= New Quantity System =

Ancient changes to Celtic languages

The New Quantity System, or the Great British Vowel Shift, was a radical restructuring of the phonological system of the Common Brittonic language which occurred sometime after the middle of the first millennium AD, resulting in the collapse of the early Brittonic system of phonemic vowel length oppositions, which was inherited from Proto-Celtic, and its replacement by a system in which the formerly allophonic qualitative differences between long and short vowels is phonemicized, and vowel length becomes allophonic, and is determined by stress and syllable structure.

==Date==

Kenneth Jackson dates the New Quantity System to about 600 AD. Kim McCone, noting that the process took quite a long time, dates it to some point in the seventh century.

==Motivation==
Jackson points out the similarities between this system and the vowel length changes in Vulgar Latin, and describes the Brittonic New Quantity System as "the result of a re-arrangement of the syllabic division."

John Morris-Jones argued that it developed to compensate for the loss of final syllables, "for the lengthening of short vowels originated at the time of the loss of the ending, and is due to compensation for that loss."

McCone describes the new system as a case of what Martinet termed 'isochrony', "the condition that arises from the elimination of the phonemic feature of vowel length...the end result is always a situation in which the length of every vowel in a sequence basically depends upon phonematic or prosodic environment and one may surmise that isochrony is regularly arrived at through the lengthening of certain originally short vowels that had become too short for their environment and through the shortening of other originally long vowels that had become too long for the checked or unaccented syllables in which they occur."

McCone argues that, following phonetic changes in early Brittonic long vowels, "the resultant system of long vowels with the hitherto essentially unchanged set of five short vowel phonemes reveals some reduction in the role of length as a distinctive feature." This was followed by significant shifts in the realization of short vowel phonemes, causing vowel length to first become less relevant, then eventually "phonemically redundant", and finally "synchronically predictable throughout"

==Rules==
In Late Common Brittonic, before the stress accent shifted from the final syllable to the penultimate syllable, the New Quantity System operated as follows, with few exceptions:

- vowels are long in stressed final syllables if they are in word-final position or before a single lenis consonant.
- vowels are short before fortis or geminate consonants, and consonant clusters.

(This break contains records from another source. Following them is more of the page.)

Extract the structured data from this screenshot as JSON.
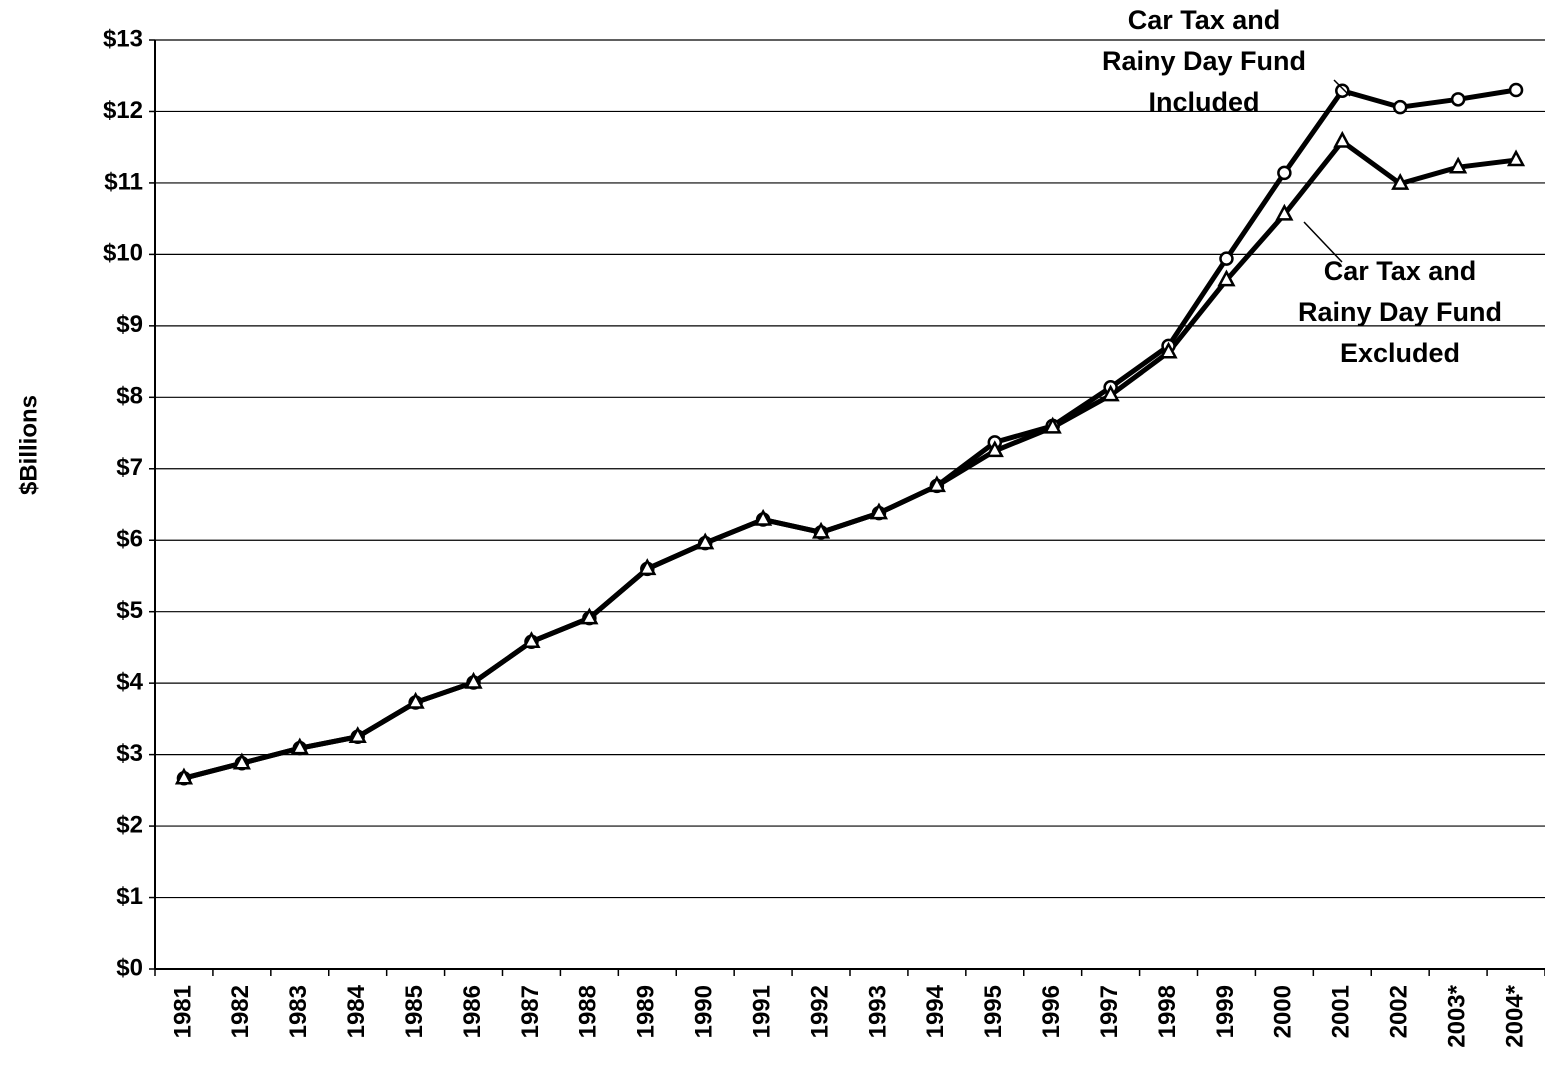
{
  "chart_data": {
    "type": "line",
    "y_label": "$Billions",
    "categories": [
      "1981",
      "1982",
      "1983",
      "1984",
      "1985",
      "1986",
      "1987",
      "1988",
      "1989",
      "1990",
      "1991",
      "1992",
      "1993",
      "1994",
      "1995",
      "1996",
      "1997",
      "1998",
      "1999",
      "2000",
      "2001",
      "2002",
      "2003*",
      "2004*"
    ],
    "series": [
      {
        "color": "#000000",
        "marker": "circle",
        "values": [
          2.67,
          2.88,
          3.09,
          3.25,
          3.73,
          4.01,
          4.58,
          4.91,
          5.6,
          5.96,
          6.29,
          6.11,
          6.38,
          6.76,
          7.37,
          7.6,
          8.14,
          8.72,
          9.94,
          11.14,
          12.29,
          12.06,
          12.17,
          12.3
        ]
      },
      {
        "color": "#000000",
        "marker": "triangle",
        "values": [
          2.67,
          2.88,
          3.09,
          3.25,
          3.73,
          4.01,
          4.58,
          4.91,
          5.6,
          5.96,
          6.29,
          6.11,
          6.38,
          6.76,
          7.25,
          7.58,
          8.03,
          8.63,
          9.64,
          10.56,
          11.58,
          10.99,
          11.22,
          11.32
        ]
      }
    ],
    "annotations": [
      {
        "lines": [
          "Car Tax and",
          "Rainy Day Fund",
          "Included"
        ]
      },
      {
        "lines": [
          "Car Tax and",
          "Rainy Day Fund",
          "Excluded"
        ]
      }
    ],
    "ylim": [
      0,
      13
    ],
    "yticks": [
      {
        "value": 0,
        "label": "$0"
      },
      {
        "value": 1,
        "label": "$1"
      },
      {
        "value": 2,
        "label": "$2"
      },
      {
        "value": 3,
        "label": "$3"
      },
      {
        "value": 4,
        "label": "$4"
      },
      {
        "value": 5,
        "label": "$5"
      },
      {
        "value": 6,
        "label": "$6"
      },
      {
        "value": 7,
        "label": "$7"
      },
      {
        "value": 8,
        "label": "$8"
      },
      {
        "value": 9,
        "label": "$9"
      },
      {
        "value": 10,
        "label": "$10"
      },
      {
        "value": 11,
        "label": "$11"
      },
      {
        "value": 12,
        "label": "$12"
      },
      {
        "value": 13,
        "label": "$13"
      }
    ],
    "grid": true
  }
}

This means that there is not necessarily any agreement between vowel length in early and late Common Brittonic:
- In stressed syllables, early Brittonic short vowels become long when final or before lenis consonants:
  - e.g. early Brittonic *sĕnŏs 'old' > late Brittonic *hen /[heːn]/

- In any syllable, early Brittonic long vowels become short before fortis, geminate, or groups of consonants:
  - e.g. early Brittonic *wīskā 'clothing' > late Brittonic *wisk /[wisk]/.

- Originally long vowels may remain long if they comply with the above rules:
  - e.g. early Brittonic *sīrŏs 'long' > late Brittonic *hir /[hiːr]/

- Similarly, short vowels may remain short:
  - e.g. early Brittonic *pĕnnŏn 'head' > late Brittonic *penn /[penː]/

Jackson argues that the vowel in unstressed (penultimate) syllables must have been short, even before single lenis consonants, but Peter Schrijver argues that it seems possible that quantitative differences could occur in this position.

==Later changes==
Following the accent shift in polysyllables from the final to the penultimate syllable around the eleventh century, which apparently occurred independently and simultaneously in Old Welsh, Old Cornish, and Old Breton, the now unstressed vowel in final syllables of polysyllabic words became or remained short, and geminate consonants in final syllables were simplified. The now stressed vowel in penultima in polysyllables became either long (as in Modern Breton) or half-long (as in Modern Welsh), unless followed by a fortis or geminate consonant, or a consonant cluster. Stressed vowels in monosyllables remained long.